The story of this antique apple is especially bound up in the place where I live in Massachusetts. Baldwin originated perhaps as early as the 1740s in an orchard a pleasant dozen miles' bicycle ride north of where my house sits today. It was cultivated and popularized by
Loammi Baldwin, a Revolutionary War colonel who was also the chief engineer of the
Middlesex Canal.
Any of the above might make a rewarding study, but I'll stick to apples.
All the Baldwins I've seen this year are on the small side, so I am tasting a medium-sized apple with a saturated blush of cheerful red that mostly covers green yellow. There's russet that is centered around the base, where the calyx is for the most part open; many small light lenticels decorate the skin.
The Baldwins have been through the wars this year and have the
scars to proved it. Besides the russet--which also crackles the blush in patches--there's flyspeck and many round smudgy spots, which I take to be the evocatively named sooty blotch. These marks are the same size as hail scars.

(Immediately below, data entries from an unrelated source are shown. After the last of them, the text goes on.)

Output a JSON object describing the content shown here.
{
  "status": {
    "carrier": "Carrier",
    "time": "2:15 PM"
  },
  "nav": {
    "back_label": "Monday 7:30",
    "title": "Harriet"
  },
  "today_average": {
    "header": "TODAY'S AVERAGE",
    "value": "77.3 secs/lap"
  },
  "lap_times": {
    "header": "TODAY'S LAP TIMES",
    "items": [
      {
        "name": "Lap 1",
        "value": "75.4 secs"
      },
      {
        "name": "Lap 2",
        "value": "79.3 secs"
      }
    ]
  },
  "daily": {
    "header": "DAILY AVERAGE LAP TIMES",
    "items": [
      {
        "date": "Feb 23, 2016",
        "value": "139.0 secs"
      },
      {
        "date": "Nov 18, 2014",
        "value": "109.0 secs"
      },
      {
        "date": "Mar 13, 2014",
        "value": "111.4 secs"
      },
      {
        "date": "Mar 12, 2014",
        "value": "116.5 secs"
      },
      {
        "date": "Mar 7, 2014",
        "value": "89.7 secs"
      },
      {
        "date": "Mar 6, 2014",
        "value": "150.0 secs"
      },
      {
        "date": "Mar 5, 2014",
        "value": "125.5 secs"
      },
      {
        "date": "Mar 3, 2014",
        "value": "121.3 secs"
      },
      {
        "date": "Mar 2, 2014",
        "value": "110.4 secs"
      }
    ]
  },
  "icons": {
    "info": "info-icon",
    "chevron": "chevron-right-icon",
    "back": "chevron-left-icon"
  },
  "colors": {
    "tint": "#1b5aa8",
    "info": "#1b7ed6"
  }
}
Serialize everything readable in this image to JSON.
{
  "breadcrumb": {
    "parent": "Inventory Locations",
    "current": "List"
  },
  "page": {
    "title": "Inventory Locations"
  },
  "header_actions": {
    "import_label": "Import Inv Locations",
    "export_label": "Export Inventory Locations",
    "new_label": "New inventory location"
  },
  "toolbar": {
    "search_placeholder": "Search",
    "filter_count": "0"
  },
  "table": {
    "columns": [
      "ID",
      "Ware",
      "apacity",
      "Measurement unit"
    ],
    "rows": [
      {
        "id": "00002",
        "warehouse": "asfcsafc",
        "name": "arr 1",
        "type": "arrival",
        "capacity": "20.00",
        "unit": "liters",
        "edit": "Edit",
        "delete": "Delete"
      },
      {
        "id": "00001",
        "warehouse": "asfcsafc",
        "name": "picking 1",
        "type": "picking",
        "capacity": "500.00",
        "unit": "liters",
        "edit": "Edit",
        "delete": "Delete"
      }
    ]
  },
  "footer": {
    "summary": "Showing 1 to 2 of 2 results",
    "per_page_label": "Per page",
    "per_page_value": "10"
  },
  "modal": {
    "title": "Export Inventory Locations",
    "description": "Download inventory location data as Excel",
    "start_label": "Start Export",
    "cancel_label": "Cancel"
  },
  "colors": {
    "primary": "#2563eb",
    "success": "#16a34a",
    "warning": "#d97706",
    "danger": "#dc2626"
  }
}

Baldwin is a little ribbed, some more than others. It is very firm in the hand.
The flesh is firm, crisp, medium coarse, and light yellow.
Baldwin is juicy with a rich, even taste, balanced sweet and tart enlivened by acidity. Older Baldwins are quite palatable too, though mellower, not acid, and less crisp. Cider, trace of pear, and some spice make this worth seeking out in October or later. Some pleasant astringency after the finish.